Is there a history to Israel-UN tensions?
The ban on Mr. Guterres is part of a larger Israeli argument against the UN, which it claims is run by the “anti-Israel” bloc of Arab and Islamic countries and affiliated organisations like UNRWA that it alleges are involved with Hamas. At the UN General Assembly last week, angry at a number of UN resolutions backed by a big majority of countries that called for a ceasefire and criticised Israel, Israeli Prime Minister Benjamin Netanyahu called the UN an “anti-Semitic swamp”. Israel has in the past banned UN Special Rapporteurs and other senior officials accusing them of “bias” against Israel and in favour of the Palestinian side. Last year, outraged at Mr. Guterres’ remarks to the UNSC that the October 7 attacks had not occurred “in a vacuum” and that they followed “56 years of suffocating occupation” of Palestinian areas, Israel banned then-UN Under-Secretary General Martin Griffiths. Alongside his comments on Hamas, Mr. Guterres has also been consistently critical of Israeli bombardment of Gaza. More than 40,000 Palestinians have been killed thus far, including 15,000 minors, and a record number of 135 UN personnel working with Palestinian refugees, which the UNSG called a “moral stain”, referring to Gaza as a “graveyard for children.”

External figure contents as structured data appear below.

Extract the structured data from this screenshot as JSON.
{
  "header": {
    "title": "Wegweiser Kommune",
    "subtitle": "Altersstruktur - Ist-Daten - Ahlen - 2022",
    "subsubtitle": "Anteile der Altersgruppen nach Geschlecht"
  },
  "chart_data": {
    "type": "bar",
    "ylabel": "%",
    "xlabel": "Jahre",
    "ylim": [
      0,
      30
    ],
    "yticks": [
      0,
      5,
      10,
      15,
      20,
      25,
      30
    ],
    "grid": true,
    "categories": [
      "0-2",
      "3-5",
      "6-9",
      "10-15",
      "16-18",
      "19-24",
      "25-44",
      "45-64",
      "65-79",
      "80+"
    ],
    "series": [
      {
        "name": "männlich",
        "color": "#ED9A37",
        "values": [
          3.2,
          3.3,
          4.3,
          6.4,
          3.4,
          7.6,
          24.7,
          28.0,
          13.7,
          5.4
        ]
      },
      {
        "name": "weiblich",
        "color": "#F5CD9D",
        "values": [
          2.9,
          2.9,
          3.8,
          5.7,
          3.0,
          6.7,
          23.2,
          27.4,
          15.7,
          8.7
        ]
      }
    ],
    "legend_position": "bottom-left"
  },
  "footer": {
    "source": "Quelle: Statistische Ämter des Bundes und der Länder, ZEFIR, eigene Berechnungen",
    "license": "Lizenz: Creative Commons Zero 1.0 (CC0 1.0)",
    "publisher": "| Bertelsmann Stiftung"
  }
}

Has such a ban happened before?
According to former Indian Permanent Representative to the UN, Asoke Mukerji, the ban on the UNSG is “unprecedented”, recalling that the closest a country came to such an action was in 1950, when the then-USSR accused UNSG Trygve Lie of bias on the Korean crisis and threatened to veto his re-election. Citing the UN charter (Article 100, para 2), which says “each Member of the United Nations undertakes to respect the exclusively international character of the responsibilities of the Secretary-General and the staff and not to seek to influence them in the discharge of their responsibilities,” Mr. Mukerji told The Hindu, “we all need the Secretary-General for substantive and logistical reasons.” In 1987, the U.S. had banned Kurt Waldheim who had earlier been UNSG (1972-1981) and Austrian President (1986-1992), when it emerged that he had been complicit in Nazi war crimes during his time in the Austrian Army in the Second World War.
How has the world reacted to Israel’s ban?
A day after the ban was announced, the UN Security Council issued a statement, which is only possible with the concurrence of all P-5 members, that said “any decision not to engage with the UN Secretary-General or the United Nations is counterproductive, especially in the context of escalating tensions in the Middle East.” The U.S. State Department called it “not productive to improving [Israel’s] standing in the world.” Even the Ministry of External Affairs, that has taken care not to be over-critical of Israel, was dismissive. “Mr. Guterres is the UNSG for us. What somebody else says about it, what third person says is not our area of outlook or a matter to comment on,” said spokesperson Randhir Jaiswal on Friday.